Zum Beispiel die Bahnstrecke zwischen München und Tutzing am Starnberger See. Hier gilt eigentlich ein Sicherheitsabstand von sechs Metern zwischen Gleisbett und nächstem Baum. In der Gemeinde Krailling aber, da wachsen unmittelbar neben dem Gleisbett zahlreiche Fichten, Buchen und Erlen in schwindelnde Höhen. Ihre Äste überwölben die Oberleitungen. Landschaftsgärtner Lothar Sigmund, der gerade das Laub in einem der Gärten entlang der Trasse zusammenrecht, schaut skeptisch in die Höh‘ - hinauf zu den Stromleitungen der Bahn.
"Ja, sobald ein Blatt drauf fällt, ist halt zu. Was will man machen? Ich weiß es auch nicht. Sobald ein Ast drauf fällt ist die Strecke zu." Lothar Sigmund, Landschaftsgärtner
Vorschrift ist Vorschrift
Die hohen Bäume könnte man doch einfach fällen. Denkt sich der Laie. Das ist aber ganz, ganz schwierig entgegnet Lothar Sigmund. Und erzählt vom Bundesnaturschutzgesetz, dem Bayerischen Naturschutzgesetz und der Baumschutzverordnung in seiner Gemeinde.
"Im Moment ist die Rechtslage so, ich muss einen Baum ab einem gewissen Stammumfang bei der Gemeinde melden, ob ich überhaupt an den ran darf. Also ich als Gärtner muss mich an Kommunalrecht halten – kann einen Baum, der in der Nähe ist, nicht einfach fällen. Das geht nicht." Lothar Sigmund, Landschaftsgärtner
Gilt das Gleiche auch für die Deutsche Bahn? Eine Nachfrage bei ihren Sprechern in Bayern läuft erst mal ins Leere. "Bitte wenden sie sich an die Zentrale in Berlin - an die "Deutsche-Bahn", meint Bahn-Sprecherin Maja Weihgold uns gegenüber. Sie berichtet stolz von einem sogenannten "Vegetations-Präventions-Programm“ der Bahn.

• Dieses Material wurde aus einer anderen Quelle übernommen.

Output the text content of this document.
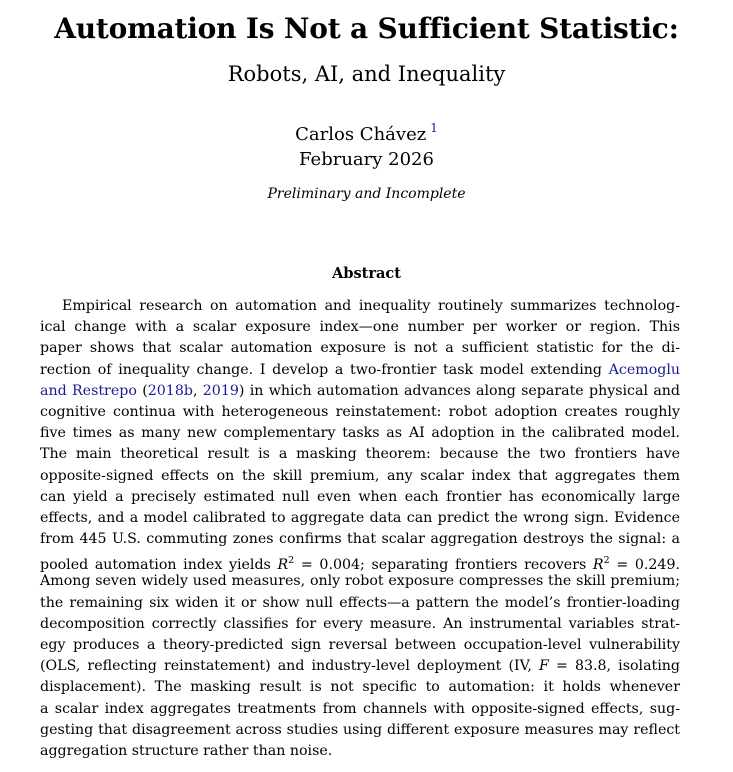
Automation Is Not a Sufficient Statistic:
Robots, AI, and Inequality
Carlos Chávez $^1$
February 2026
Preliminary and Incomplete
Abstract
Empirical research on automation and inequality routinely summarizes technolog-
ical change with a scalar exposure index—one number per worker or region. This
paper shows that scalar automation exposure is not a sufficient statistic for the di-
rection of inequality change. I develop a two-frontier task model extending Acemoglu
and Restrepo (2018b, 2019) in which automation advances along separate physical and
cognitive continua with heterogeneous reinstatement: robot adoption creates roughly
five times as many new complementary tasks as AI adoption in the calibrated model.
The main theoretical result is a masking theorem: because the two frontiers have
opposite-signed effects on the skill premium, any scalar index that aggregates them
can yield a precisely estimated null even when each frontier has economically large
effects, and a model calibrated to aggregate data can predict the wrong sign. Evidence
from 445 U.S. commuting zones confirms that scalar aggregation destroys the signal: a
pooled automation index yields $R^2 = 0.004$; separating frontiers recovers $R^2 = 0.249$.
Among seven widely used measures, only robot exposure compresses the skill premium;
the remaining six widen it or show null effects—a pattern the model’s frontier-loading
decomposition correctly classifies for every measure. An instrumental variables strat-
egy produces a theory-predicted sign reversal between occupation-level vulnerability
(OLS, reflecting reinstatement) and industry-level deployment (IV, F = 83.8, isolating
displacement). The masking result is not specific to automation: it holds whenever
a scalar index aggregates treatments from channels with opposite-signed effects, sug-
gesting that disagreement across studies using different exposure measures may reflect
aggregation structure rather than noise.
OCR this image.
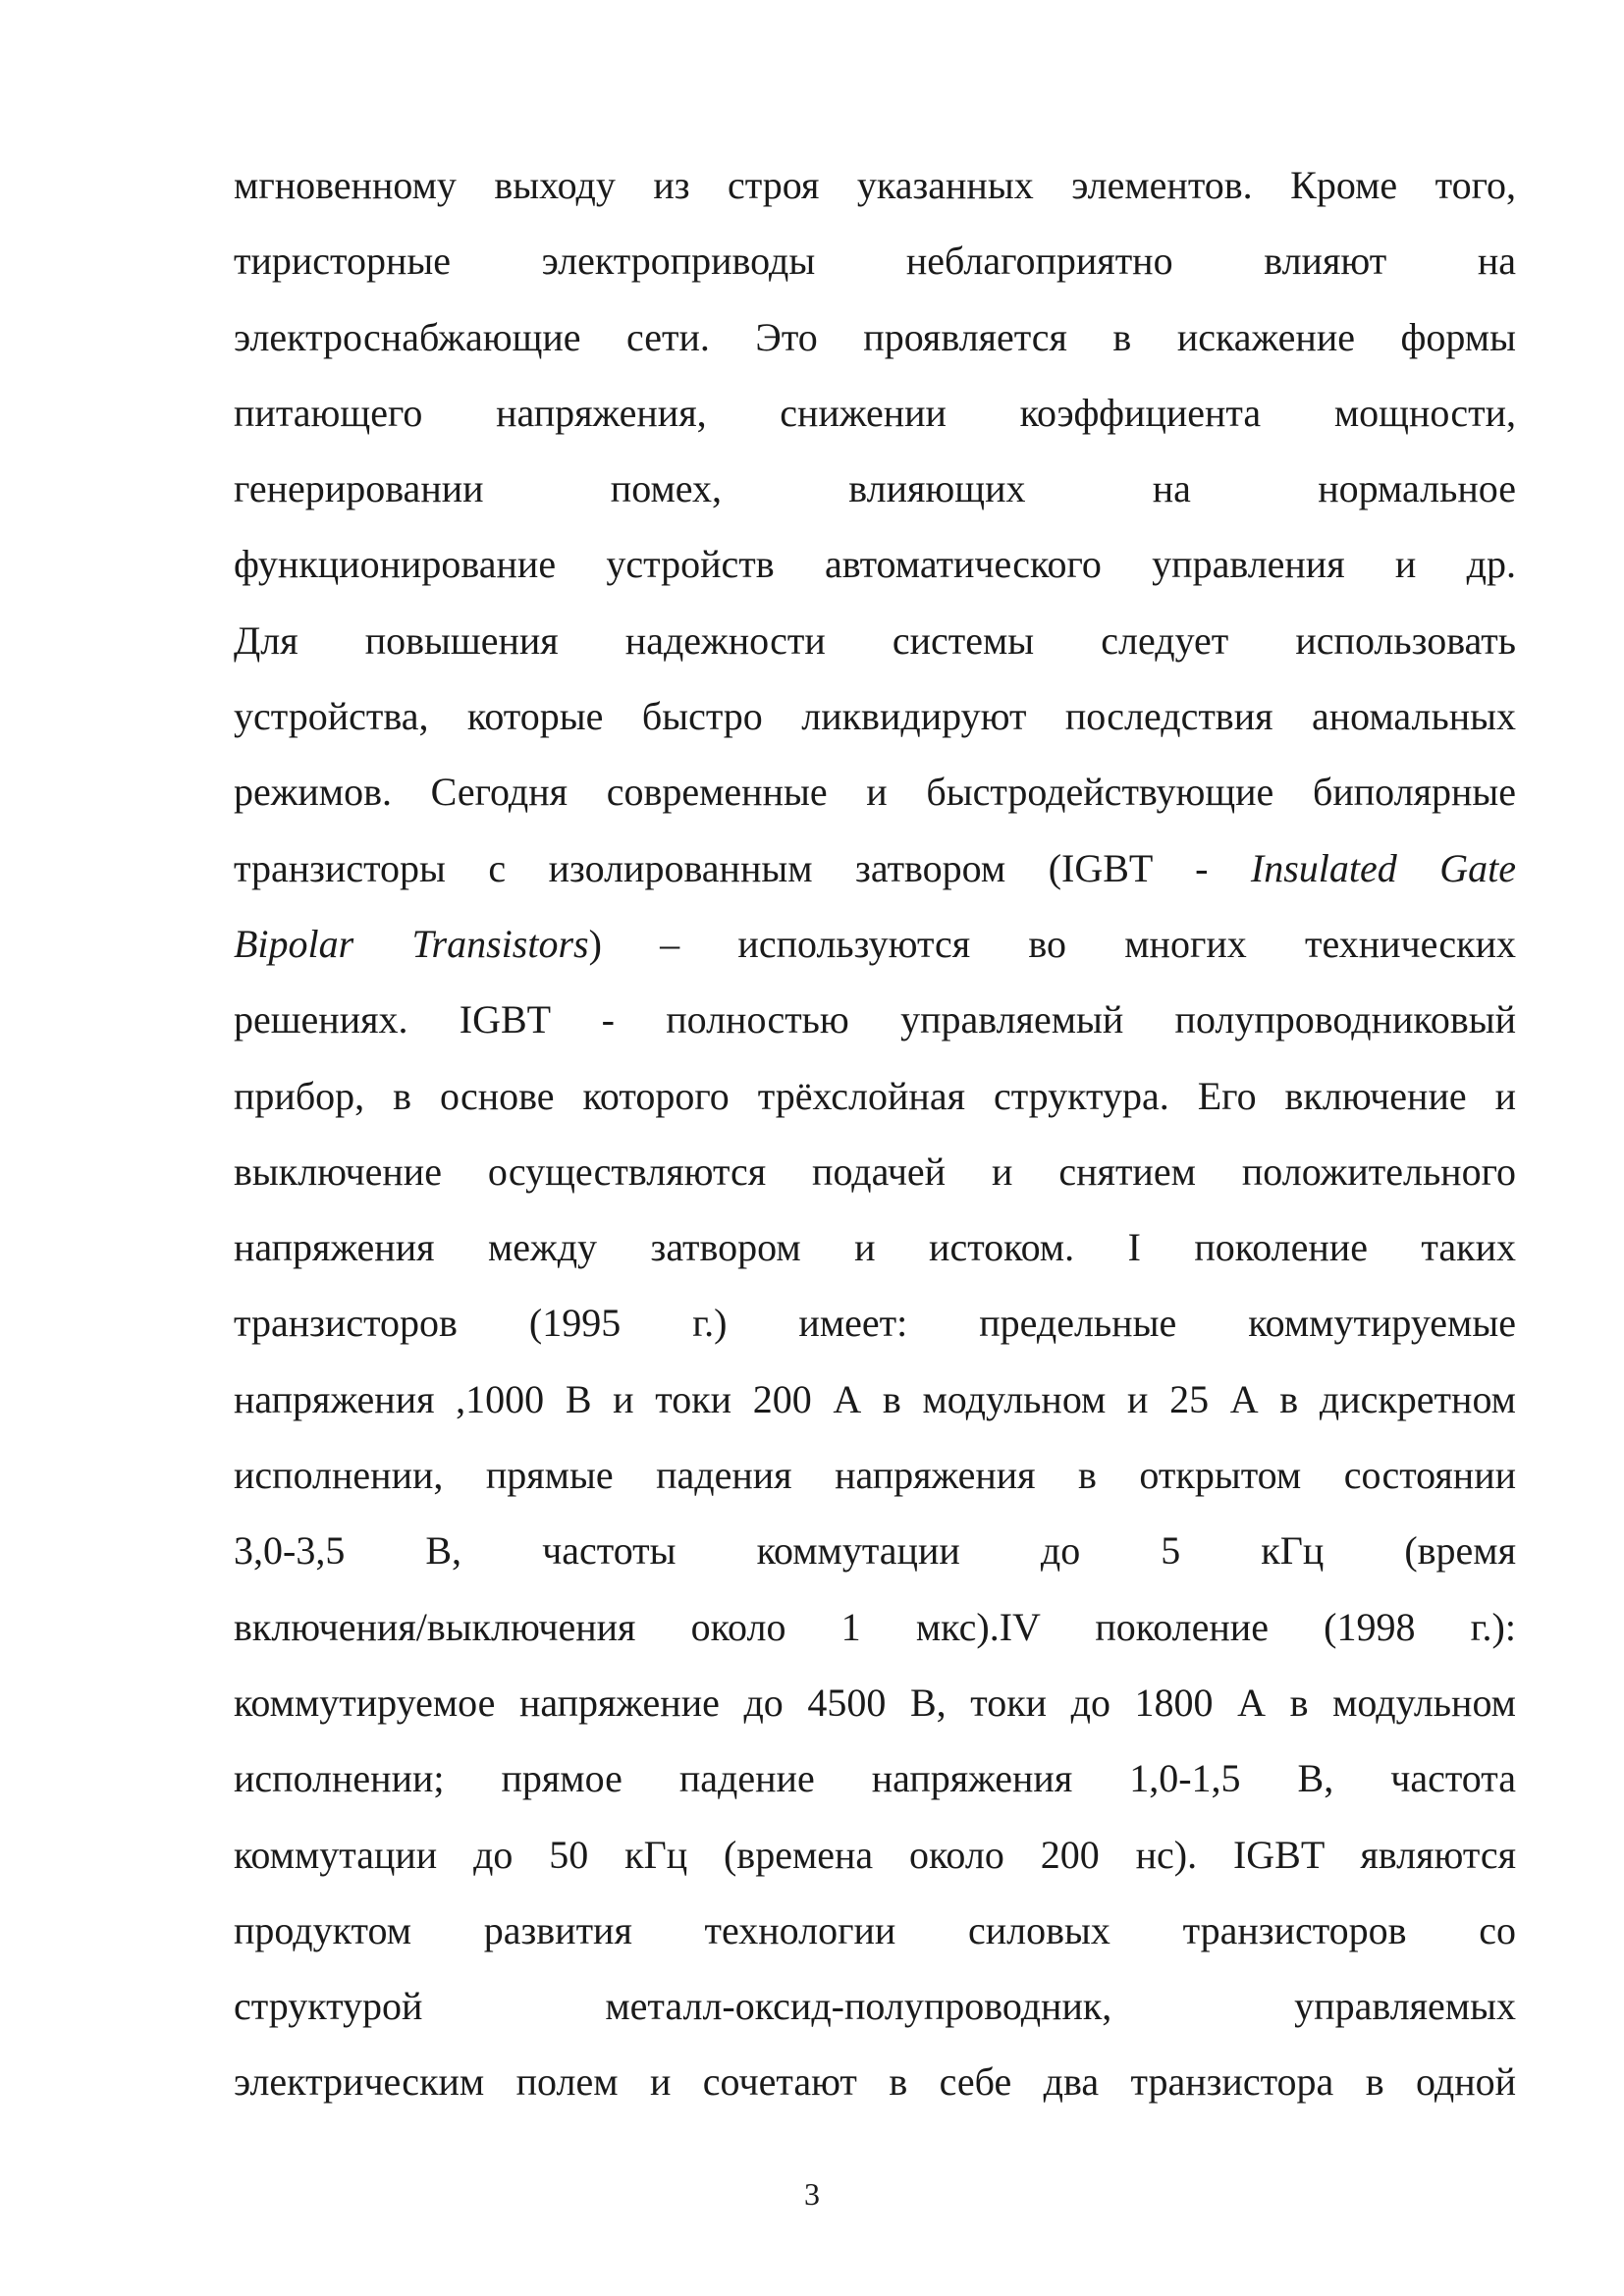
мгновенному выходу из строя указанных элементов. Кроме того,
тиристорные электроприводы неблагоприятно влияют на
электроснабжающие сети. Это проявляется в искажение формы
питающего напряжения, снижении коэффициента мощности,
генерировании помех, влияющих на нормальное
функционирование устройств автоматического управления и др.
Для повышения надежности системы следует использовать
устройства, которые быстро ликвидируют последствия аномальных
режимов. Сегодня современные и быстродействующие биполярные
транзисторы с изолированным затвором (IGBT - Insulated Gate
Bipolar Transistors) – используются во многих технических
решениях. IGBT - полностью управляемый полупроводниковый
прибор, в основе которого трёхслойная структура. Его включение и
выключение осуществляются подачей и снятием положительного
напряжения между затвором и истоком. I поколение таких
транзисторов (1995 г.) имеет: предельные коммутируемые
напряжения ,1000 В и токи 200 А в модульном и 25 А в дискретном
исполнении, прямые падения напряжения в открытом состоянии
3,0-3,5 В, частоты коммутации до 5 кГц (время
включения/выключения около 1 мкс).IV поколение (1998 г.):
коммутируемое напряжение до 4500 В, токи до 1800 А в модульном
исполнении; прямое падение напряжения 1,0-1,5 В, частота
коммутации до 50 кГц (времена около 200 нс). IGBT являются
продуктом развития технологии силовых транзисторов со
структурой металл-оксид-полупроводник, управляемых
электрическим полем и сочетают в себе два транзистора в одной
3
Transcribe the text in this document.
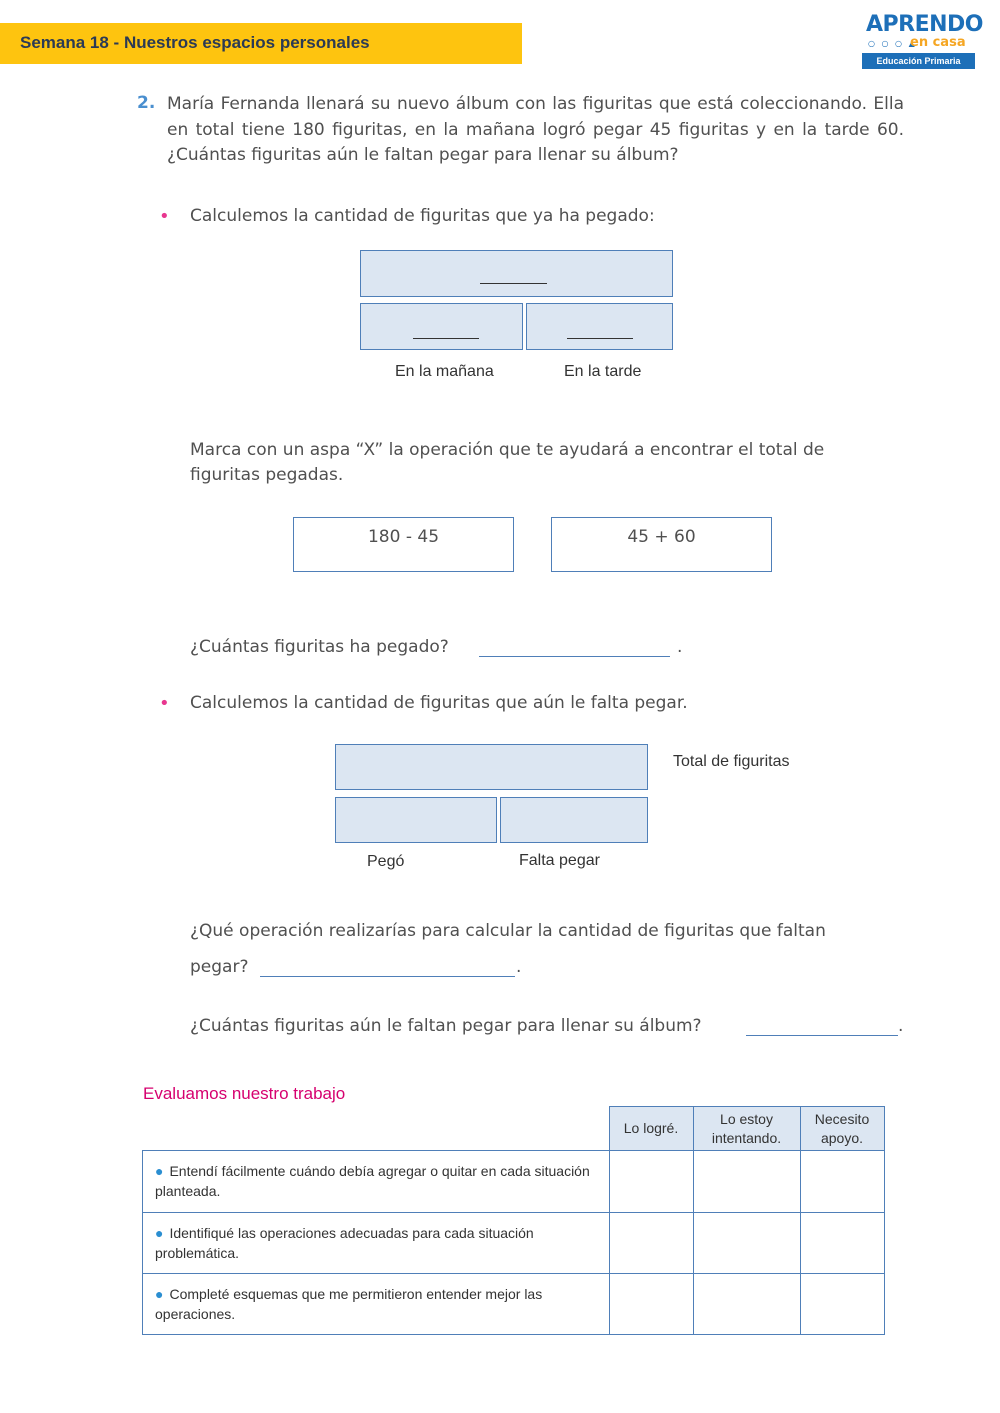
Semana 18 - Nuestros espacios personales
APRENDO
○ ○ ○ ▲
en casa
Educación Primaria
2. María Fernanda llenará su nuevo álbum con las figuritas que está coleccionando. Ella en total tiene 180 figuritas, en la mañana logró pegar 45 figuritas y en la tarde 60. ¿Cuántas figuritas aún le faltan pegar para llenar su álbum?
• Calculemos la cantidad de figuritas que ya ha pegado:
En la mañana	En la tarde
Marca con un aspa “X” la operación que te ayudará a encontrar el total de figuritas pegadas.
180 - 45	45 + 60
¿Cuántas figuritas ha pegado?	.
• Calculemos la cantidad de figuritas que aún le falta pegar.
Total de figuritas
Pegó	Falta pegar
¿Qué operación realizarías para calcular la cantidad de figuritas que faltan
pegar?	.
¿Cuántas figuritas aún le faltan pegar para llenar su álbum?	.
Evaluamos nuestro trabajo
	Lo logré.	Lo estoy intentando.	Necesito apoyo.
● Entendí fácilmente cuándo debía agregar o quitar en cada situación planteada.			
● Identifiqué las operaciones adecuadas para cada situación problemática.			
● Completé esquemas que me permitieron entender mejor las operaciones.			
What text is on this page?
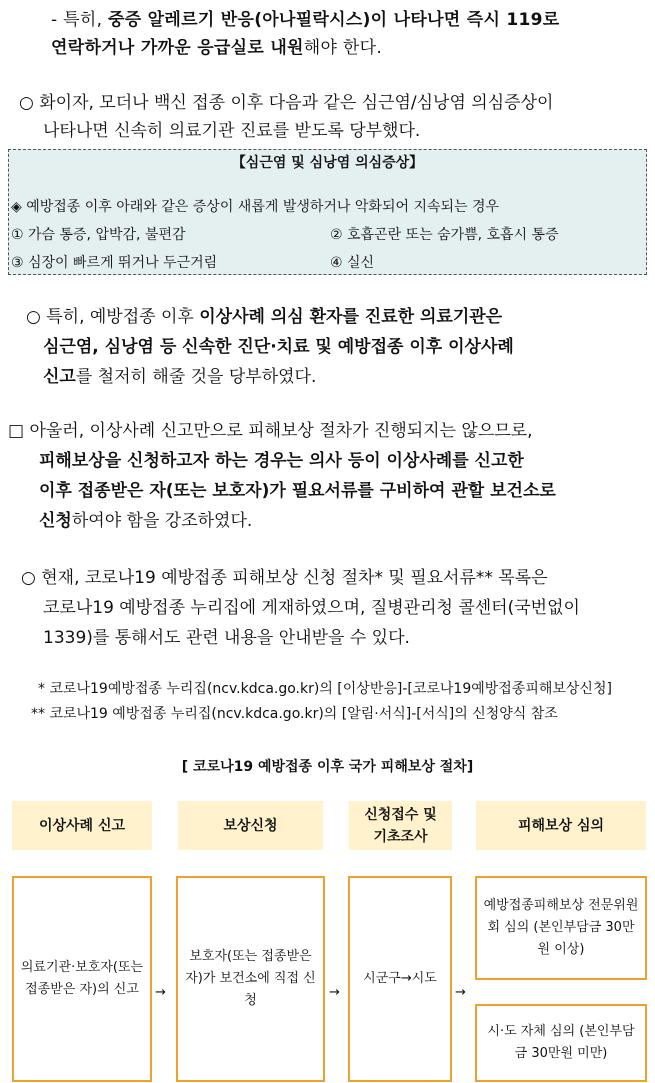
- 특히, 중증 알레르기 반응(아나필락시스)이 나타나면 즉시 119로
연락하거나 가까운 응급실로 내원해야 한다.
○ 화이자, 모더나 백신 접종 이후 다음과 같은 심근염/심낭염 의심증상이
나타나면 신속히 의료기관 진료를 받도록 당부했다.
【심근염 및 심낭염 의심증상】
◈ 예방접종 이후 아래와 같은 증상이 새롭게 발생하거나 악화되어 지속되는 경우
① 가슴 통증, 압박감, 불편감	② 호흡곤란 또는 숨가쁨, 호흡시 통증
③ 심장이 빠르게 뛰거나 두근거림	④ 실신
○ 특히, 예방접종 이후 이상사례 의심 환자를 진료한 의료기관은
심근염, 심낭염 등 신속한 진단·치료 및 예방접종 이후 이상사례
신고를 철저히 해줄 것을 당부하였다.
□ 아울러, 이상사례 신고만으로 피해보상 절차가 진행되지는 않으므로,
피해보상을 신청하고자 하는 경우는 의사 등이 이상사례를 신고한
이후 접종받은 자(또는 보호자)가 필요서류를 구비하여 관할 보건소로
신청하여야 함을 강조하였다.
○ 현재, 코로나19 예방접종 피해보상 신청 절차* 및 필요서류** 목록은
코로나19 예방접종 누리집에 게재하였으며, 질병관리청 콜센터(국번없이
1339)를 통해서도 관련 내용을 안내받을 수 있다.
* 코로나19예방접종 누리집(ncv.kdca.go.kr)의 [이상반응]-[코로나19예방접종피해보상신청]
** 코로나19 예방접종 누리집(ncv.kdca.go.kr)의 [알림·서식]-[서식]의 신청양식 참조
[ 코로나19 예방접종 이후 국가 피해보상 절차]
이상사례 신고	보상신청
신청접수 및 기초조사
피해보상 심의
의료기관·보호자(또는 접종받은 자)의 신고
보호자(또는 접종받은 자)가 보건소에 직접 신청
시군구→시도
예방접종피해보상 전문위원회 심의 (본인부담금 30만원 이상)
시·도 자체 심의 (본인부담금 30만원 미만)
→	→	→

"Wir investieren pro Jahr etwa 100 Millionen. Euro dafür, dass über 1.000 Mitarbeiter entlang der Trasse unsere Vegetation im Blick haben." Maja Weihgold, Bahn-Sprecherin
1.000 Mann fürs "Grüne" zuständig
Das klingt erst einmal beeindruckend: 100 Millionen. Euro alleine für die Baum- und Gebüschpflege entlang der Bahngleise. 1.000 Mitarbeiter für ganz Deutschland erscheint aber dann doch eher wenig. Früher hat es sogenannte Streckengeher gegeben, die in ihrem jeweiligen Abschnitt unter anderem nach morschen Bäumen, hängenden Ästen und wucherndem Gehölzen geschaut haben. Die Streckengeher sind eingespart worden. Als die Bahn an die Börse gehen wollte – unter der Leitung von Hartmut Mehdorn. "Die Streckengeher fehlen jetzt", klagt die Fahrgast-Organisation Pro Bahn, und mahnt zur einer Rückbesinnung. Doch sollte ein Baum tatsächlich kurz vor dem Umfallen stehen, dann haben wir einen konkreten Plan, so die Bahnsprecherin.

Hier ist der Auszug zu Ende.